IDPH determined community health concerns through meetings with local residents, local government officials, and Illinois EPA. This document was available for public comment in October and November 1999. No comments were received. During meetings and conversations with local residents, the following health concerns were discussed:
1. Will contaminants migrate from the site and contaminate private wells and the public water supply wells?
Groundwater flow near the site has not been well characterized. The potential for migration of site-related contaminants exists because of the nature of the contaminants detected in the groundwater. No contaminants have been detected in private wells near the site, but, without remediation, contaminants will continue to migrate. USGS is in the process of better defining the contaminant plume and area groundwater flow. That information will help better assess contaminant migration direction and flow rate near Parson's.
2. How far have the contaminants migrated off the site in area groundwater?
Figures 5 and 6 identify the estimated locations of the TCE and PCE plumes near the Parson's site. USGS is in the process of conducting an area-wide study to assess groundwater flow and contaminant migration accurately. The extent of groundwater contamination, at present, is not well characterized.

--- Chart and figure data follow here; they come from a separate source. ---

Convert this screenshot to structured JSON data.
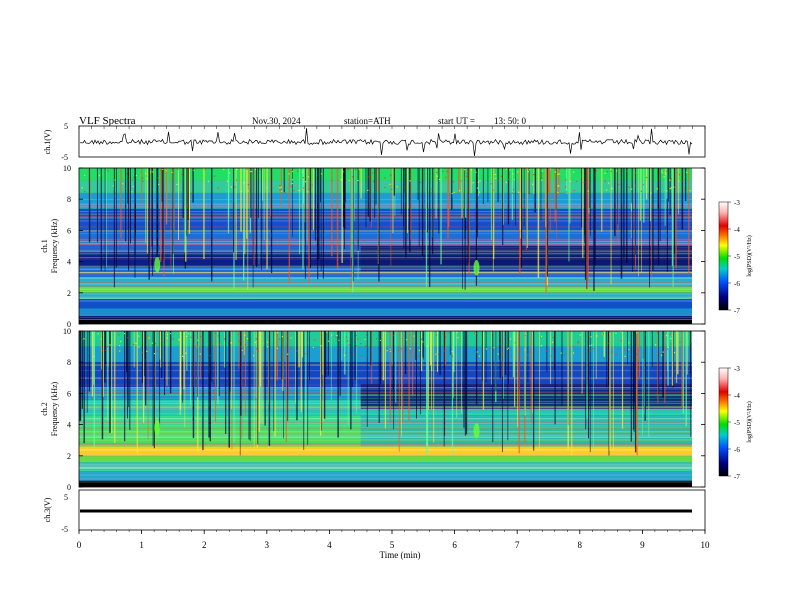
{
  "header": {
    "title": "VLF  Spectra",
    "date": "Nov.30, 2024",
    "station": "station=ATH",
    "start_label": "start  UT  =",
    "start_time": "13: 50: 0"
  },
  "colorbar": {
    "label": "log(PSD)(V²/Hz)",
    "ticks": [
      "-3",
      "-4",
      "-5",
      "-6",
      "-7"
    ],
    "colors": [
      "#ffffff",
      "#ffb0b0",
      "#e00000",
      "#ff8000",
      "#ffff00",
      "#00dd00",
      "#00cccc",
      "#0050ff",
      "#000080",
      "#000000"
    ]
  },
  "chart_data": [
    {
      "type": "line",
      "panel": "ch1",
      "ylabel": "ch.1(V)",
      "ylim": [
        -5,
        5
      ],
      "yticks": [
        "5",
        "-5"
      ],
      "xlim": [
        0,
        10
      ],
      "description_level": 0,
      "series": [
        {
          "values": [
            0,
            0,
            0
          ]
        }
      ]
    },
    {
      "type": "heatmap",
      "panel": "ch1-spectrogram",
      "ylabel": "ch.1\nFrequency  (kHz)",
      "yticks": [
        "10",
        "8",
        "6",
        "4",
        "2",
        "0"
      ],
      "ylim": [
        0,
        10
      ],
      "xlim": [
        0,
        10
      ],
      "quiet_band_start_min": 4.5
    },
    {
      "type": "heatmap",
      "panel": "ch2-spectrogram",
      "ylabel": "ch.2\nFrequency  (kHz)",
      "yticks": [
        "10",
        "8",
        "6",
        "4",
        "2",
        "0"
      ],
      "ylim": [
        0,
        10
      ],
      "xlim": [
        0,
        10
      ],
      "quiet_band_start_min": 4.5
    },
    {
      "type": "line",
      "panel": "ch3",
      "ylabel": "ch.3(V)",
      "ylim": [
        -5,
        5
      ],
      "yticks": [
        "5",
        "-5"
      ],
      "xlim": [
        0,
        10
      ],
      "series": [
        {
          "values": [
            -0.9,
            -0.9
          ]
        }
      ]
    }
  ],
  "xaxis": {
    "label": "Time  (min)",
    "ticks": [
      "0",
      "1",
      "2",
      "3",
      "4",
      "5",
      "6",
      "7",
      "8",
      "9",
      "10"
    ]
  }
}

3. If contaminated soils are removed from the site, where will they be taken?
Illinois EPA will require that contaminated soils (if removed) be disposed in a landfill licensed to accept this type of waste.
4. Will children get cancer from exposure to site-related contaminants?
IDPH has estimated the past, present, and future cancer risks associated with contaminants from Parson's for both children and adults. Based on the available data, no increased risk of developing cancer would be expected.
5. Are Filter System and DEVECO employees working on the site at increased risk from site-related contamination?
IDPH does not believe that these employees are at risk of developing adverse health effects. Employees do not contact on-site soils and no other significant exposures could be identified. Future remedial activities should provide dust control measures to ensure these employees are not significantly exposed during remedial activities.
IDPH and ATSDR recognize that children are especially sensitive to some contaminants. For this reason, IDPH includes children when evaluating exposures to contaminants. Children are the most sensitive population considered in this public health assessment because of their sensitivity. No children have been identified that might have been exposed to site-related contamination at levels that would result in adverse health effects.